Parents have similar goals when it comes to how their raise them to handle the issue of race. Firstly, we want to raise children who judge people based on behaviour, values and their likes and dislikes. Not the colour of their skin, or their origins. Secondly, we want to raise them to be able to call our racism. To be able to recognise prejudice around them. Lastly, we want our children to understand and see people as equals who need friendship, not as people who need saving.
So how exactly do we teach these lessons to our children?
Talk and learn about race, racism and racial inequity: If you can’t explain racial inequality to another adult, you will find it impossible to explain it to a child. So before you try and tell your child what it means, learn more about the concepts yourself. By talking about prejudice in your everyday life, your child will become more aware of the issues.
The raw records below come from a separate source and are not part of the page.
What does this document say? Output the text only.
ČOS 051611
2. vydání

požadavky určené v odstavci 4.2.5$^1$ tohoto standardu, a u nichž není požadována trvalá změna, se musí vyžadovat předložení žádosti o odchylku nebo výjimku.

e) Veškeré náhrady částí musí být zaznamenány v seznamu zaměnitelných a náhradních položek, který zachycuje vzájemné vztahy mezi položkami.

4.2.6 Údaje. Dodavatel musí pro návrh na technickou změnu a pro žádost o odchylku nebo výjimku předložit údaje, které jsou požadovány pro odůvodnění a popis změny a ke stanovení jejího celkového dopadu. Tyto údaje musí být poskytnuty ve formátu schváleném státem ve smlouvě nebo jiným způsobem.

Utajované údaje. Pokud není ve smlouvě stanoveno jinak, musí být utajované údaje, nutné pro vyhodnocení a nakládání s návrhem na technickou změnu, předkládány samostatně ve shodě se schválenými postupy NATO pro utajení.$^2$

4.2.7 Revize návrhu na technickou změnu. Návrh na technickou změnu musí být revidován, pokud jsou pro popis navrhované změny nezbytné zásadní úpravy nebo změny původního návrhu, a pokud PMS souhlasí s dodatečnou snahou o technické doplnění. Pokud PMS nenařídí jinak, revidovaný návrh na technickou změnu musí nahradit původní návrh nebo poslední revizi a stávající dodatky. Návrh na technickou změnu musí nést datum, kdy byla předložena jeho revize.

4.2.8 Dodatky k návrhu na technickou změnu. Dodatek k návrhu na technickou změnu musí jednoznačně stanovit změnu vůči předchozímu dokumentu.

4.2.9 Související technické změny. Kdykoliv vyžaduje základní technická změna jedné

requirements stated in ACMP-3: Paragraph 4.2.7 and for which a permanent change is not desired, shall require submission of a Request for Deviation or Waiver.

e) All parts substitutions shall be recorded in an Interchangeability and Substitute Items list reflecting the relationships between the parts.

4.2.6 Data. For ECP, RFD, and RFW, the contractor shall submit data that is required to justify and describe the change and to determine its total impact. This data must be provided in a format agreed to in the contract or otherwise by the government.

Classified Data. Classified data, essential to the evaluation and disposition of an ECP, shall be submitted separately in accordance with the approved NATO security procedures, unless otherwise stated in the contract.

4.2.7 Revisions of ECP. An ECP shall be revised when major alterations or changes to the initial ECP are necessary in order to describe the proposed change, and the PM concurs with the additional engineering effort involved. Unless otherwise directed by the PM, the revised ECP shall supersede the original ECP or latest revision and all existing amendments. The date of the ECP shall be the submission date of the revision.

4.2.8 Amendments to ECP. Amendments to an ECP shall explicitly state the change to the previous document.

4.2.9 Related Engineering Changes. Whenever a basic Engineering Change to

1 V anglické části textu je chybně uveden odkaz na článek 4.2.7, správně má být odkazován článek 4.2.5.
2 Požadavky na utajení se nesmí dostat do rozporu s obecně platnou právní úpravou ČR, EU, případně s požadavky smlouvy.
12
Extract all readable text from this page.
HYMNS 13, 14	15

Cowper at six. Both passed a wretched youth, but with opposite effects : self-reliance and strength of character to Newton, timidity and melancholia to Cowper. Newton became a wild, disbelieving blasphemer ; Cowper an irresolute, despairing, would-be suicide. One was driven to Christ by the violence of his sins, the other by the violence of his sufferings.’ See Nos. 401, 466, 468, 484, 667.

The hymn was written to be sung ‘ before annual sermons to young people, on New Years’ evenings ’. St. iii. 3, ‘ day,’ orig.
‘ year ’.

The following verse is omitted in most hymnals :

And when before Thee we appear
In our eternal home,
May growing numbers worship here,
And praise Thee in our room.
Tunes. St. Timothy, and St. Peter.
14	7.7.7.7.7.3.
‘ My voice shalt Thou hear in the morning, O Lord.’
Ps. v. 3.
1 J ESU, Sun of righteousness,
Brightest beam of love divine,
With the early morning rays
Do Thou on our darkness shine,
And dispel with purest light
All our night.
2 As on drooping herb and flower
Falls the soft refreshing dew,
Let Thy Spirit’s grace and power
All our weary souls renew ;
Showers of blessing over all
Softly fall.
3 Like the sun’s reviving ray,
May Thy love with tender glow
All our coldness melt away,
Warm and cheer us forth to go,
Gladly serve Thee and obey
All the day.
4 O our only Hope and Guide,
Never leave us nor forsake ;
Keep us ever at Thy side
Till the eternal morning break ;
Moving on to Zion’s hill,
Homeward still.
Ask questions: Instead of shutting down a statement your child makes that strikes you as racially biased, try to understand their thought process. Simply by asking “what makes you think that?” can give you a good perspective on their thoughts and ideas. Once you understand the thought process, you can work on changing their perspective.
Talk about fairness: You can harness their sense of just to explain racial patterns as being unfair. This will help your child to see what is right and wrong about prejudice. Kids are constantly noticing patterns in the world so use this as a way to help them think critically. Point out everyday things that you think are unfair and talk to them about why they are.
Empowerment: Actively seek out anti-racist role models in your community and in the broader society. Point out that there are people and organisations working to make a positive change everyday. Show children that they can help too.
Connect the past, present and future: Talk to children about civil rights heroes who fought hard to change things. Teach them that we are lucky that, although there is prejudice in the world, it ins’t like it used to be. It can be a great way for them to understand that people do work hard to make a change. Which will hopefully make them want to make a difference too.